Freilich: Auch Identitätsfragen spielten eine entscheidende Rolle – es ging in der Geschichte des europäischen Einigungsprozesses etwa um die Identität Deutschlands, um das Selbstbewusstsein eines von zwei Weltkriegen gedemütigten und gespaltenen Europa, um die Frage nach den nationalen wie transnationalen Zielen, die die Wahl von Mitteln anleiten sollten. Identitätsfragen wiederum sind untrennbar mit Wertfragen verknüpft. Identitätsfragen treten dort auf, wo Identitätsansprüche ausgehandelt und koordiniert werden müssen, wo Identitätsarbeit als Arbeit an Kultivierung, Stabilisierung und Verteidigung von Profil und Position im öffentlichen Raum zur Konfliktarbeit wird, wo Identität unsicher und brüchig wird und sich infrage gestellt sieht. Es lassen sich dabei zwei der Art nach verschiedene Bruchstellen unterscheiden, in denen Fragen der Identität offenkundig werden: Zum einen Fragen der Abgrenzung von Europa gegenüber einem wie auch immer zu definierenden „Außen“; zum anderen Fragen innereuropäischer Abgrenzung.
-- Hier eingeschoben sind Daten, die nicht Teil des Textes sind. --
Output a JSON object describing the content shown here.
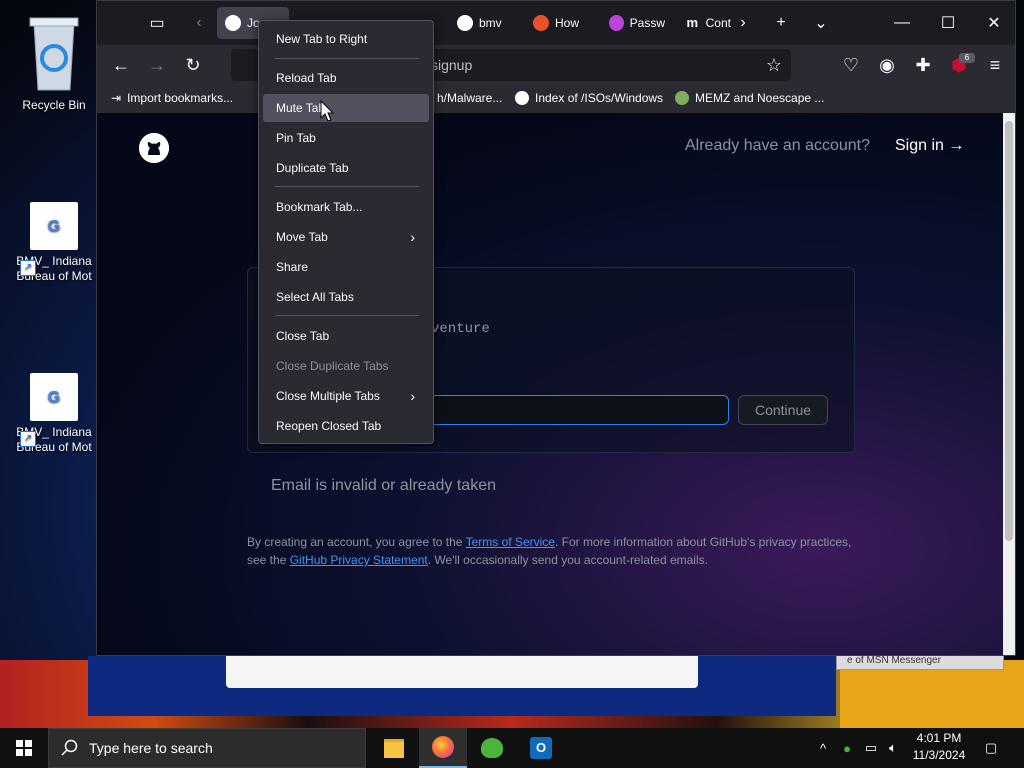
{
  "desktop": {
    "icons": [
      {
        "label": "Recycle Bin"
      },
      {
        "label": "BMV_ Indiana Bureau of Mot"
      },
      {
        "label": "BMV_ Indiana Bureau of Mot"
      }
    ]
  },
  "browser": {
    "tabs": [
      {
        "label": "Jo",
        "icon": "github-icon"
      },
      {
        "label": "bmv",
        "icon": "google-icon"
      },
      {
        "label": "How",
        "icon": "firefox-icon"
      },
      {
        "label": "Passw",
        "icon": "firefox-icon"
      },
      {
        "label": "Cont",
        "icon": "m-icon"
      }
    ],
    "url": "signup",
    "extension_badge": "6",
    "bookmarks": [
      {
        "label": "Import bookmarks..."
      },
      {
        "label": "h/Malware..."
      },
      {
        "label": "Index of /ISOs/Windows"
      },
      {
        "label": "MEMZ and Noescape ..."
      }
    ]
  },
  "context_menu": {
    "items": [
      {
        "label": "New Tab to Right",
        "disabled": false
      },
      {
        "label": "Reload Tab",
        "disabled": false
      },
      {
        "label": "Mute Tab",
        "disabled": false,
        "hover": true
      },
      {
        "label": "Pin Tab",
        "disabled": false
      },
      {
        "label": "Duplicate Tab",
        "disabled": false
      },
      {
        "label": "Bookmark Tab...",
        "disabled": false
      },
      {
        "label": "Move Tab",
        "disabled": false,
        "submenu": true
      },
      {
        "label": "Share",
        "disabled": false
      },
      {
        "label": "Select All Tabs",
        "disabled": false
      },
      {
        "label": "Close Tab",
        "disabled": false
      },
      {
        "label": "Close Duplicate Tabs",
        "disabled": true
      },
      {
        "label": "Close Multiple Tabs",
        "disabled": false,
        "submenu": true
      },
      {
        "label": "Reopen Closed Tab",
        "disabled": false
      }
    ]
  },
  "page": {
    "have_account": "Already have an account?",
    "signin": "Sign in →",
    "prompt_fragment": "venture",
    "continue": "Continue",
    "error": "Email is invalid or already taken",
    "legal_1": "By creating an account, you agree to the ",
    "terms": "Terms of Service",
    "legal_2": ". For more information about GitHub's privacy practices, see the ",
    "privacy": "GitHub Privacy Statement",
    "legal_3": ". We'll occasionally send you account-related emails."
  },
  "background_window": {
    "msn": "e of MSN Messenger"
  },
  "taskbar": {
    "search_placeholder": "Type here to search",
    "time": "4:01 PM",
    "date": "11/3/2024"
  }
}
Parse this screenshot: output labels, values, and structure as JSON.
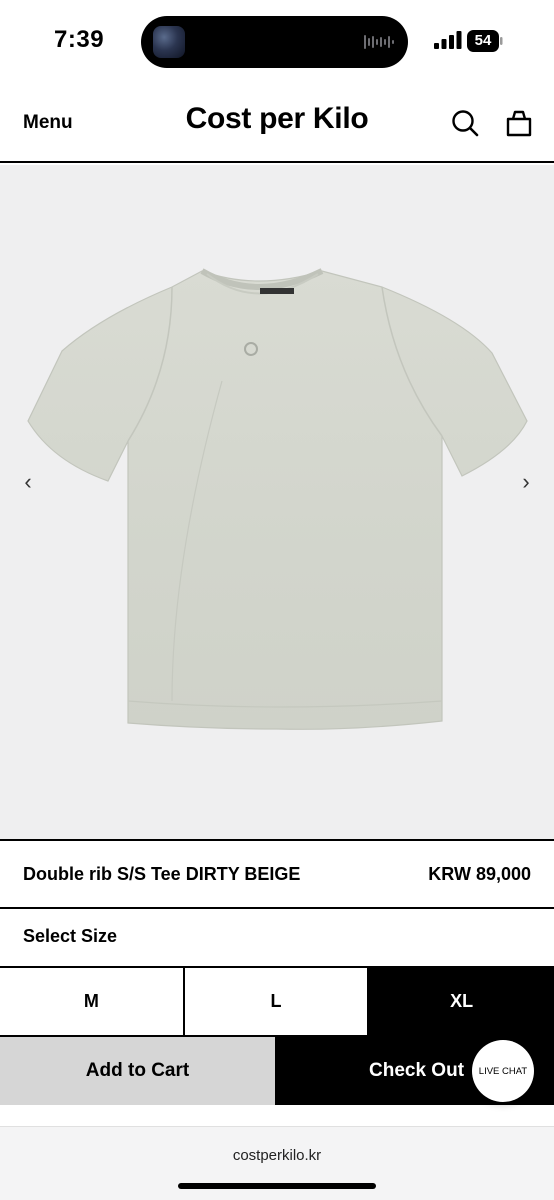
{
  "status_bar": {
    "time": "7:39",
    "battery": "54",
    "icons": [
      "now-playing-thumbnail",
      "audio-waveform-icon",
      "cellular-signal-icon",
      "battery-icon"
    ]
  },
  "header": {
    "menu_label": "Menu",
    "brand": "Cost per Kilo",
    "icons": [
      "search-icon",
      "shopping-bag-icon"
    ]
  },
  "gallery": {
    "image_subject": "t-shirt",
    "prev_arrow": "‹",
    "next_arrow": "›",
    "background_color": "#efeff0",
    "shirt_color": "#d6d8d0"
  },
  "product": {
    "name": "Double rib S/S Tee DIRTY BEIGE",
    "price": "KRW 89,000"
  },
  "size_section": {
    "label": "Select Size",
    "options": [
      "M",
      "L",
      "XL"
    ],
    "selected": "XL"
  },
  "actions": {
    "add_to_cart": "Add to Cart",
    "check_out": "Check Out",
    "live_chat": "LIVE CHAT"
  },
  "browser": {
    "url": "costperkilo.kr"
  },
  "colors": {
    "primary": "#000000",
    "secondary_button": "#d6d6d6",
    "background": "#ffffff"
  }
}
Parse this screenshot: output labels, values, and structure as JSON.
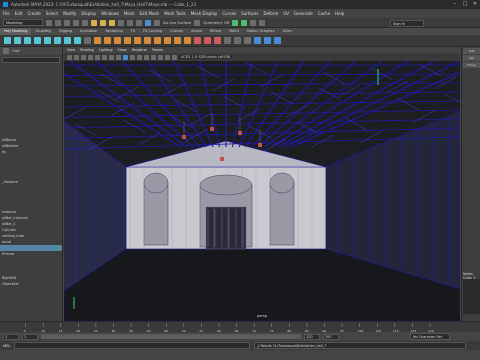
{
  "window": {
    "title": "Autodesk MAYA 2023: C:\\Vl\\Turbosquid\\Exhibition_hall_7\\Maya_Hall7\\Maya.mb  ---  Cube_1_23",
    "controls": [
      "–",
      "□",
      "✕"
    ]
  },
  "menubar": {
    "items": [
      "File",
      "Edit",
      "Create",
      "Select",
      "Modify",
      "Display",
      "Windows",
      "Mesh",
      "Edit Mesh",
      "Mesh Tools",
      "Mesh Display",
      "Curves",
      "Surfaces",
      "Deform",
      "UV",
      "Generate",
      "Cache",
      "Help"
    ]
  },
  "statusline": {
    "mode": "Modeling",
    "no_live_surface": "No Live Surface",
    "symmetry": "Symmetry: Off",
    "sign_in": "Sign In"
  },
  "shelf": {
    "tabs": [
      "Poly Modeling",
      "Sculpting",
      "Rigging",
      "Animation",
      "Rendering",
      "FX",
      "FX Caching",
      "Custom",
      "Arnold",
      "Bifrost",
      "MASH",
      "Motion Graphics",
      "XGen"
    ],
    "active_tab": "Poly Modeling"
  },
  "outliner": {
    "title": "Outl",
    "items": [
      "",
      "",
      "",
      "",
      "",
      "",
      "",
      "",
      "",
      "",
      "",
      "",
      "allBelow",
      "allBottom",
      "ity",
      "",
      "",
      "",
      "",
      "_instance",
      "",
      "",
      "",
      "",
      "instance",
      "allBot_instance",
      "allBot_1",
      "Cylinder",
      "vertical_tube",
      "ancel",
      "",
      "tFrame",
      "",
      "",
      "",
      "RightSet",
      "ObjectSet",
      "",
      ""
    ],
    "selected_index": 30
  },
  "viewport": {
    "menu": [
      "View",
      "Shading",
      "Lighting",
      "Show",
      "Renderer",
      "Panels"
    ],
    "camera_label": "persp",
    "colorspace": "ACES 1.0 SDR-video (sRGB)"
  },
  "attribute_editor": {
    "tabs": [
      "List",
      "Sel",
      "Focus"
    ],
    "notes_label": "Notes: Cube_1"
  },
  "time": {
    "start": "1",
    "end": "120",
    "playback_start": "1",
    "playback_end": "200",
    "character_set": "No Character Set",
    "ticks": [
      "5",
      "10",
      "15",
      "20",
      "25",
      "30",
      "35",
      "40",
      "45",
      "50",
      "55",
      "60",
      "65",
      "70",
      "75",
      "80",
      "85",
      "90",
      "95",
      "100",
      "105",
      "110",
      "115",
      "120"
    ]
  },
  "commandline": {
    "label": "MEL",
    "result": "// Result: D:/Turbosquid/Exhibition_hall_7"
  },
  "colors": {
    "wire": "#1f1aa8",
    "wire_light": "#3f3dd6",
    "wall": "#c9c9d0",
    "wall_dark": "#9a9aa6",
    "bg": "#1d1e22",
    "selected": "#5285a6"
  }
}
(1) Fragen „außereuropäischer Abgrenzung“ sind etwa der Diskurs um europäische Identität versus amerikanische, asiatische oder afrikanische Identitäten. Der 15. Februar 2003 kann als ein symbolischer Tag für diese Bruchstelle angesehen werden. An diesem Tag wurde in Barcelona und Berlin, London, Madrid, Paris und Rom in großer Zahl gegen die von manchen europäischen Stimmen deponierten Loyalitätsbekundungen zum US-amerikanischen Krieg gegen den Irak demonstriert. „Kein Zweifel“, so kommentiert Jürgen Habermas, „die Macht der Gefühle hat Europas Bürger gemeinsam auf die Beine gebracht.“7 Diese Gemeinsamkeit drückte einen Willen zur Einheit gegen ein US-amerikanisches Profil aus, ein Bekenntnis zu einer europäischen Identität, auch wenn dieses Bekenntnis, nüchtern betrachtet, aus der Bankrotterklärung einer geeinten europäischen Außenpolitik erwuchs. Es war in diesem Zusammenhang vom „altmodischen Europa“ die Rede, das die modernen Erfordernisse eines Präventivschlags im Krieg gegen den Terrorismus nicht begriffen hatte. Hier wird europäisches Denken gegen amerikanisches Tun ins Spiel gebracht, die Besonnenheit der alten Welt gegen das Dreinschlagen der neuen, die Vorsicht derjenigen, die an Grenzen gestoßen sind, gegen den amerikanischen Traum unumschränkter Machbarkeit.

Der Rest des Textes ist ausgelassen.